Now, the news changes so quickly you may not remember that just one month ago—? There were shock waves due to proposed massive federal budget cuts— Not just to climate change research, but to—surely the more non-controversial —National Institutes of Health. I mean, health? Who's anti-health? Even MacDonald's is serving apple slices now, and kale!
The march was a mix of passion and fun. There were lots of great signs, including one with the classic line: If you're not the solution, you're the precipitate! Marchers came dressed as Einstein, dinosaurs, polar bears.
Then again— And admittedly, at home, we were wearing bathrobes rather than labcoats—? A couple of humble notes.
Some of the speakers in DC were less scientists than YouTube science explainers. And pure research scientists—not to mention philosophers—might question some of the applause lines. And I quote: "Science is inherently political!" "Science is objective, but it is not neutral!" What? Then some of the marchers chanted back, with a decided New Age lilt: "Science is hope!" "Science is our planet!" "Peace, love, science!"
I heard myself grousing to my daughter: "Sure. It's like 'Nature.' To some, 'Nature' is a beautiful flower. But 'Nature' is also Stage 5 hurricanes and poison frogs who eat their own offspring. And—and pitcher plants!

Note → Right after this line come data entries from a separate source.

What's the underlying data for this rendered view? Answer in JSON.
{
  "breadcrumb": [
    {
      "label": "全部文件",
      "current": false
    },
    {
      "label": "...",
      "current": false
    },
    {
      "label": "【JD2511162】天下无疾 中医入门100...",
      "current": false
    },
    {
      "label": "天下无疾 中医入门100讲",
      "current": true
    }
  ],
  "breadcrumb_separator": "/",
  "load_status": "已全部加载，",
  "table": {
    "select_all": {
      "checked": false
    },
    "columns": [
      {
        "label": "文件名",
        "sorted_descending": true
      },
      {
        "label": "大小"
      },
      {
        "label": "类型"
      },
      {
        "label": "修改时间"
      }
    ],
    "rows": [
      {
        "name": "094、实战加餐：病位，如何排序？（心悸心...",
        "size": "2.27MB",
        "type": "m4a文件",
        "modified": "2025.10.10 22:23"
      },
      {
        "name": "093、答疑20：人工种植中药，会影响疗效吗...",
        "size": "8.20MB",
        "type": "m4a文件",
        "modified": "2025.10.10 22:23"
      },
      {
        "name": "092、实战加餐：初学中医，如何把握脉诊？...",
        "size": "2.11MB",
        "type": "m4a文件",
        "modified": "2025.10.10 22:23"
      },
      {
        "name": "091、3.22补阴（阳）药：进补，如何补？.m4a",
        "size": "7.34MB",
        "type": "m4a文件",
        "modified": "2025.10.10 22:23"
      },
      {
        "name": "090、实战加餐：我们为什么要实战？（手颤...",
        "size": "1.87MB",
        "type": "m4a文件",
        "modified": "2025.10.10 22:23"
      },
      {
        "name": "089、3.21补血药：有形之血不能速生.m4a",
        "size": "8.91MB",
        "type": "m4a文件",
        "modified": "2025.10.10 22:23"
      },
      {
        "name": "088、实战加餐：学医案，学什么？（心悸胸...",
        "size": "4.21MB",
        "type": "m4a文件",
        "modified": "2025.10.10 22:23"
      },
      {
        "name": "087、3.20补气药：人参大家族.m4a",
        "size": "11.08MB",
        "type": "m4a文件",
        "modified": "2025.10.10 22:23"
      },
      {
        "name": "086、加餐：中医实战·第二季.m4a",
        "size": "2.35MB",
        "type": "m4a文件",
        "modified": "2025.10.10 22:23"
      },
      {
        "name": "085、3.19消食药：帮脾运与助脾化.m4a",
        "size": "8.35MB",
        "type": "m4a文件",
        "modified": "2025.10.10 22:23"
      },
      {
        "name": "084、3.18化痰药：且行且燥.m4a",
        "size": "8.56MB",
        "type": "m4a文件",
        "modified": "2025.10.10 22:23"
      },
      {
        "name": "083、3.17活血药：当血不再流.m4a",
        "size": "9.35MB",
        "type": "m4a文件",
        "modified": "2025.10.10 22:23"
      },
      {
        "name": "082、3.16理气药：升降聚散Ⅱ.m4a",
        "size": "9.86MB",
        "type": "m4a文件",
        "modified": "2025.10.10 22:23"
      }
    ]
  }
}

Have you seen pitcher plants?"
The chants continued: "Health is science! Safety is science! Clean water is science! I yell at the TV: "PS: Nuclear missiles from North Korea? SCIENCE!"
There were also heartfelt pleas from the stage for more "K-12 hands-on STEM-based learning." I sympathize. I marched for that when my daughters were in elementary school. Of course we want our children to be turned on to science— To the classroom volcanos comically exploding with baking soda. To the wonders of milk carton pea plants, sunny farms of ladybugs.
But eventually, inexorably, comes The Ugly. The multiplication tables, long division, algebra, trig, then calculus, if a career in science is really being pursued. I just heard about a senior I know, an exceptional—and well-rounded—student. He has a 4.5 GPA and almost-perfect SAT's, nosebleed-high! But he has been shut out by all the UC's he applied to, including his third choice, UC San Diego. Mwah! SCIENCE!
Still, quibbles aside, science is the future. We applaud all, and must forge on. Chocolate pudding recommended.